Eis o tempo favorável: voltar ao Senhor de todo o coração!
- Allan Dionisio
- há 9 horas
- 2 min de leitura
Quarta-feira de cinzas - 18/02/2026
“Eis agora o tempo favorável, eis agora o dia da salvação” (2Cor 6,2).
A Igreja inicia novamente a Quaresma e, com ela, retorna o chamado essencial: conversão. Não se trata de uma repetição litúrgica, mas de uma oportunidade. Se as leituras são as mesmas de outros anos, nós não somos os mesmos. A Palavra permanece a mesma, imutável, somos nós quem precisamos voltar a escutá-la com abertura de coração, com o desejo de mudança, de transformação interior.
Na primeira leitura, o profeta Joel traz um apelo direto: “Voltai para mim de todo o vosso coração”. Não é um convite! O profeta fala de rasgar o coração, não as vestes. Essa passagem nos leva a perceber que Deus não deseja gestos exteriores desconectados da vida.
Há também algo consolador nessa passagem: “Ele é benigno e misericordioso, paciente e cheio de amor”. A conversão não nasce do medo, mas da confiança. Voltamos, pois sabemos quem é Aquele nos espera.
Na segunda leitura São Paulo também nos interpela: “Reconciliai-vos com Deus”. Não é apenas um conselho, é um apelo urgente. A reconciliação não é algo automático, exige decisão, humildade e reconhecimento de que nós precisamos da graça de Deus.
No Evangelho Jesus nos apresenta o caminho concreto para este caminho: esmola, oração e jejum. Não como exibição, mas como vida escondida.
Nosso Senhor insiste em um ponto que atravessa todo o texto: “Teu Pai, que vê no segredo”.
A Quaresma é um tempo de se encontrar com a nossa verdade! Deus não não se impressiona com práticas exteriores que apenas impressionam aqueles que estão à nossa volta, Ele vê a intenção, vê o coração, aquilo que ninguém mais enxerga...
O jejum, quando vivido corretamente, não é demonstração pública de sacrifício, mas disciplina interior, é ordenar desejos, recordar que nem tudo o que queremos nos faz bem.

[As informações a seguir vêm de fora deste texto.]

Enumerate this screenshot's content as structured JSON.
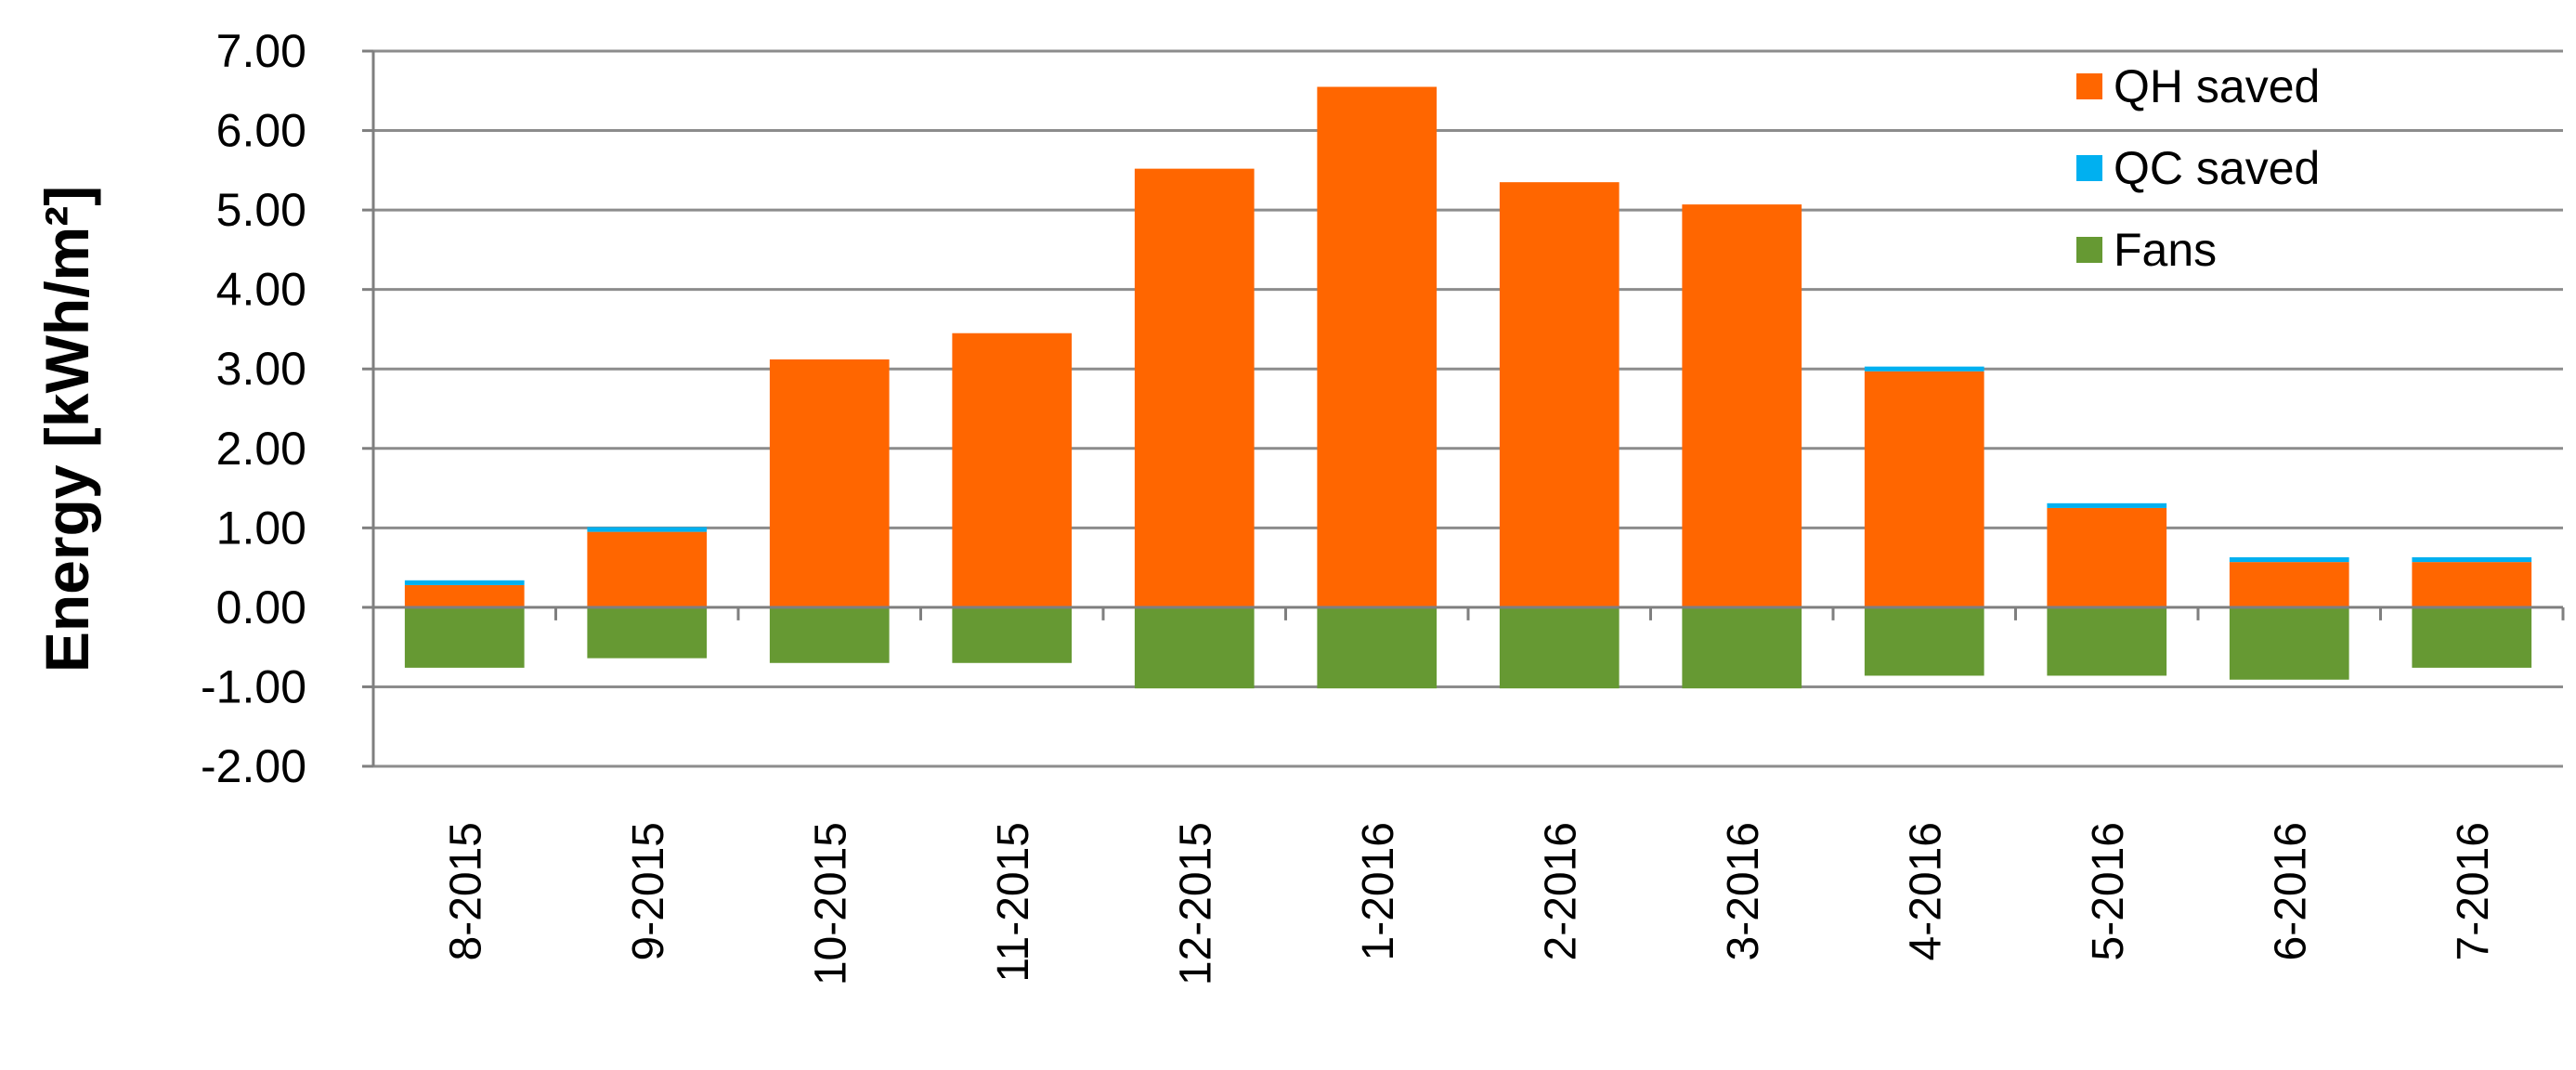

A esmola não é autopromoção, é romper com o egoísmo e reconhecer que o outro não é um obstáculo, mas um irmão, o meu próximo.
A oração, por sua vez, é o centro de tudo, sem ela o jejum vira dieta e a esmola vira filantropia! A oração nos coloca diante de Deus como filhos amados, no silêncio, sem palco, sem plateia.

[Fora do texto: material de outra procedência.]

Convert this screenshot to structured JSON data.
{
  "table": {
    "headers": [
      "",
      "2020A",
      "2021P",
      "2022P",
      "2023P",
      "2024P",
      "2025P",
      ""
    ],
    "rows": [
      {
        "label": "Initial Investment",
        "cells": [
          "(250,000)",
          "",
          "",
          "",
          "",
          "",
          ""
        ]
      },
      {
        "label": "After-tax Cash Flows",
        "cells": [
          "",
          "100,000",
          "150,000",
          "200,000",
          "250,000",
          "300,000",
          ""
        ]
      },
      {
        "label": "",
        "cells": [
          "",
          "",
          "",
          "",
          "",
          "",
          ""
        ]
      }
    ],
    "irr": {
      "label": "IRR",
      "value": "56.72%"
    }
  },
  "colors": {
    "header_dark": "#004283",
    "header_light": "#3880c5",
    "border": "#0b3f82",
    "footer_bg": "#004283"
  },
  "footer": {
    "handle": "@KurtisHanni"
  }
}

Talvez o maior risco do nosso tempo seja transformar a espiritualidade em vitrine. Mas Jesus nos propõe um caminho contrário: quarto fechado, gesto discreto, decisão silenciosa que só Deus conhece...
A Quaresma começa com a mesma pergunta de sempre: estamos dispostos a voltar? Dispostos a não apenas ajustar comportamentos externos, mas a rasgar o coração?
“Eis o tempo favorável”, não amanhã, não quando as circunstâncias melhorarem. Agora!
Voltemos ao Senhor. Ele não se cansa de esperar!